🤖 AI Summary
This study investigates the early emergence mechanisms of cross-lingual generalization—particularly translation capability—in multilingual pretrained models. By frequently sampling checkpoints during the training of a 1.7B-parameter model and integrating behavioral analysis, component dissection, and parameter ablation with a newly constructed word-level translation dataset, the work provides the first fine-grained tracking of how translation ability evolves over time. The findings reveal a two-stage developmental trajectory: initial reliance on surface-level copying gives way to the gradual establishment of a generalized translation mechanism, with linguistic competence and copying behavior emerging rapidly and in tandem. This research offers empirical grounding for understanding cross-lingual generalization and advances a two-stage theoretical framework for the development of translation capacity in multilingual models.
📝 Abstract
Large language models exhibit impressive cross-lingual capabilities. However, prior work analyzes this phenomenon through isolated factors and at sparse points during training, limiting our understanding of how cross-lingual generalization emerges--particularly in the early phases of learning.
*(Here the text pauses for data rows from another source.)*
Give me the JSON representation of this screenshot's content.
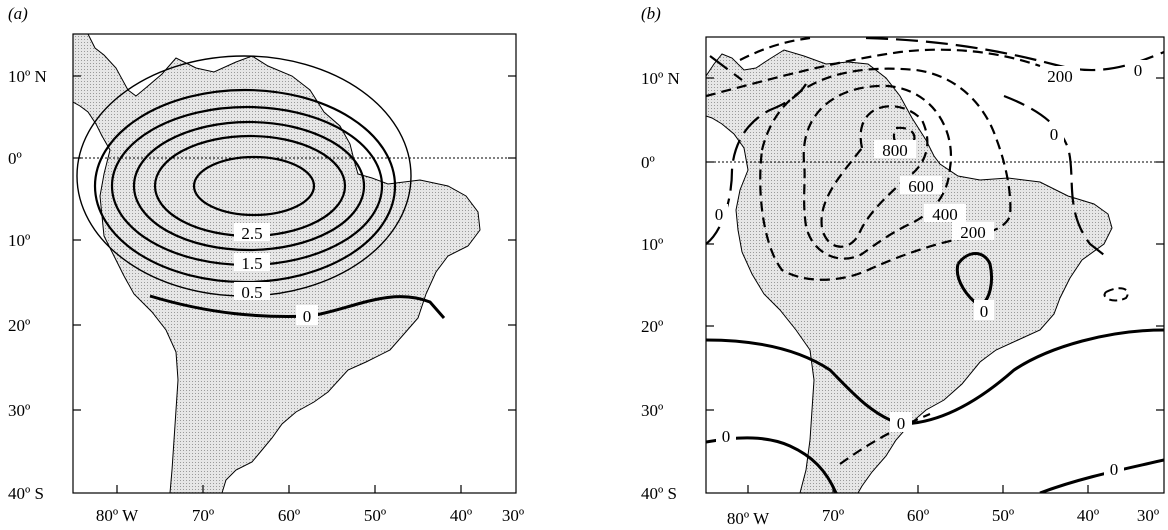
{
  "panels": [
    {
      "id": "a",
      "label": "(a)",
      "lat_ticks": [
        "10º N",
        "0º",
        "10º",
        "20º",
        "30º",
        "40º S"
      ],
      "lon_ticks": [
        "80º W",
        "70º",
        "60º",
        "50º",
        "40º",
        "30º"
      ],
      "contour_labels": [
        "2.5",
        "1.5",
        "0.5",
        "0"
      ]
    },
    {
      "id": "b",
      "label": "(b)",
      "lat_ticks": [
        "10º N",
        "0º",
        "10º",
        "20º",
        "30º",
        "40º S"
      ],
      "lon_ticks": [
        "80º W",
        "70º",
        "60º",
        "50º",
        "40º",
        "30º"
      ],
      "contour_labels": [
        "800",
        "600",
        "400",
        "200",
        "200",
        "0",
        "0",
        "0",
        "0",
        "0",
        "0",
        "0"
      ]
    }
  ],
  "map_extent": {
    "lon_range": [
      -85,
      -30
    ],
    "lat_range": [
      -40,
      14
    ]
  },
  "colors": {
    "land_fill": "#d4d4d4",
    "contour": "#000000"
  }
}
To study the early trajectory of linguistic and translation capabilities, we pretrain a multilingual 1.7B model on nine diverse languages, capturing checkpoints at a much finer granularity. We further introduce a novel word-level translation dataset and trace how translation develops over training through behavioral analyses, model-component analysis, and parameter-based ablations. We find that the model quickly acquires basic linguistic capabilities in parallel with token-level copying, while translation develops in two distinct phases: an initial phase dominated by copying and surface-level similarities, and a second phase in which more generalizing translation mechanisms are developed while copying is refined. Together, these findings provide a fine-grained view of how cross-lingual generalization develops during multilingual pretraining.